The median income for a household in the city was $31,591, and the median income for a family was $37,273. Males had a median income of $25,938 versus $18,958 for females. The per capita income for the city was $17,469. About 5.8% of families and 13.9% of the population were below the poverty line, including 5.8% of those under age 18 and 8.6% of those age 65 or over.

==Attractions==
Highway 75 runs through the town, making it relatively accessible to travelers. The former train station is now a history museum.
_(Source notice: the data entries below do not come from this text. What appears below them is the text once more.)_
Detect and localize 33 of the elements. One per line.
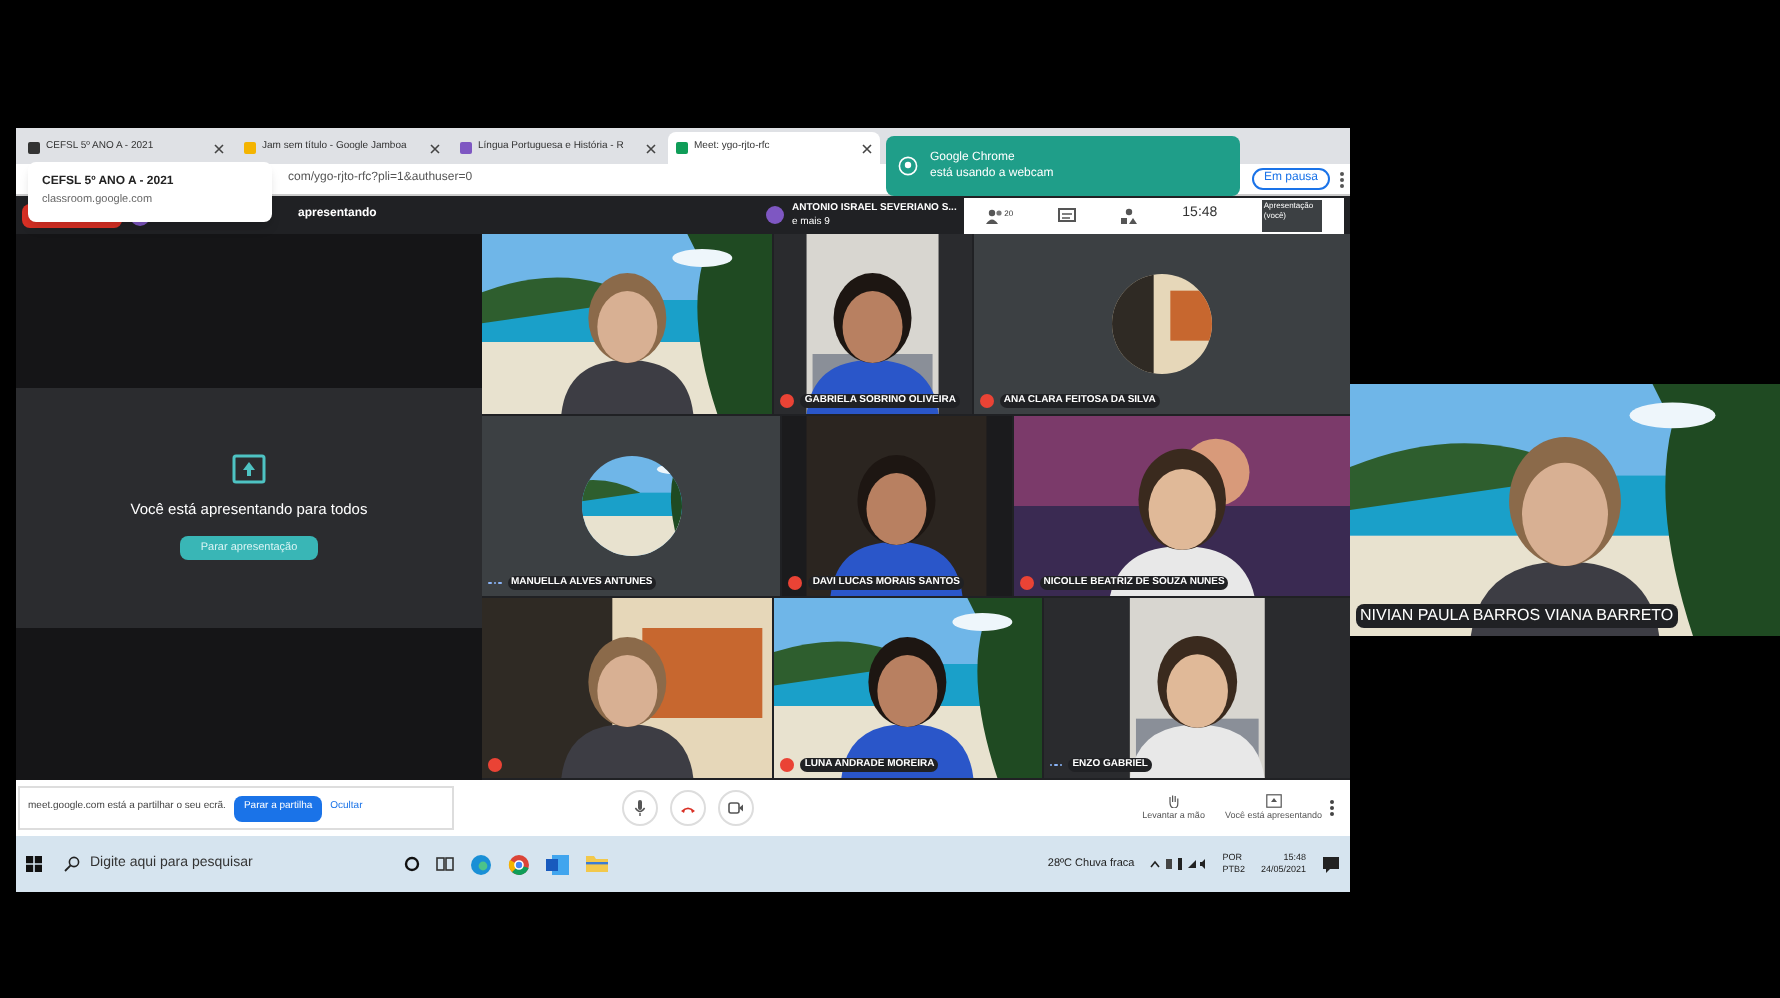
present-icon: [232, 454, 266, 485]
microphone-button[interactable]: [622, 790, 658, 826]
microphone-icon: [634, 800, 646, 816]
camera-icon: [728, 802, 744, 814]
hand-icon: [1167, 793, 1180, 808]
cortana-icon[interactable]: [404, 856, 420, 872]
search-icon: [64, 856, 80, 872]
notifications-icon[interactable]: [1322, 855, 1340, 873]
close-icon[interactable]: [646, 143, 656, 153]
folder-icon[interactable]: [586, 854, 608, 874]
avatar-icon: [766, 206, 784, 224]
edge-icon[interactable]: [470, 853, 492, 875]
tab-icon: [244, 142, 256, 154]
phone-icon: [680, 803, 696, 813]
present-icon: [1265, 793, 1282, 808]
webcam-icon: [898, 156, 918, 176]
people-icon[interactable]: [986, 207, 1005, 223]
menu-icon[interactable]: [1338, 171, 1346, 187]
tab-icon: [460, 142, 472, 154]
windows-icon[interactable]: [26, 856, 42, 872]
participant-name: NIVIAN PAULA BARROS VIANA BARRETO: [1356, 604, 1678, 628]
shapes-icon[interactable]: [1119, 207, 1138, 223]
chat-icon[interactable]: [1057, 207, 1076, 223]
tab-icon: [676, 142, 688, 154]
task-view-icon[interactable]: [436, 856, 454, 872]
close-icon[interactable]: [214, 143, 224, 153]
chrome-icon[interactable]: [508, 853, 530, 875]
tray-icon[interactable]: [1150, 858, 1207, 870]
tab-icon: [28, 142, 40, 154]
close-icon[interactable]: [430, 143, 440, 153]
camera-button[interactable]: [718, 790, 754, 826]
word-icon[interactable]: [546, 853, 570, 875]
close-icon[interactable]: [862, 143, 872, 153]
Clinton is situated adjacent to beautiful Eli Lake. Every year, the world's longest lasting ice golf tournament, the Arctic Open, takes place on this lake. It has been held annually for over 30 years, and typically draws crowds in the hundreds. The Big Stone County Fair is held each summer (usually July) at the Fairgrounds located on the west edge of the city limits. Grandstand events usually consist of demolition derbies, a variety of car races, and most recently, a rodeo. Other attractions are live music, a Carnival, an Old Thyme Tractor Display, as well as multiple 4-H exhibits.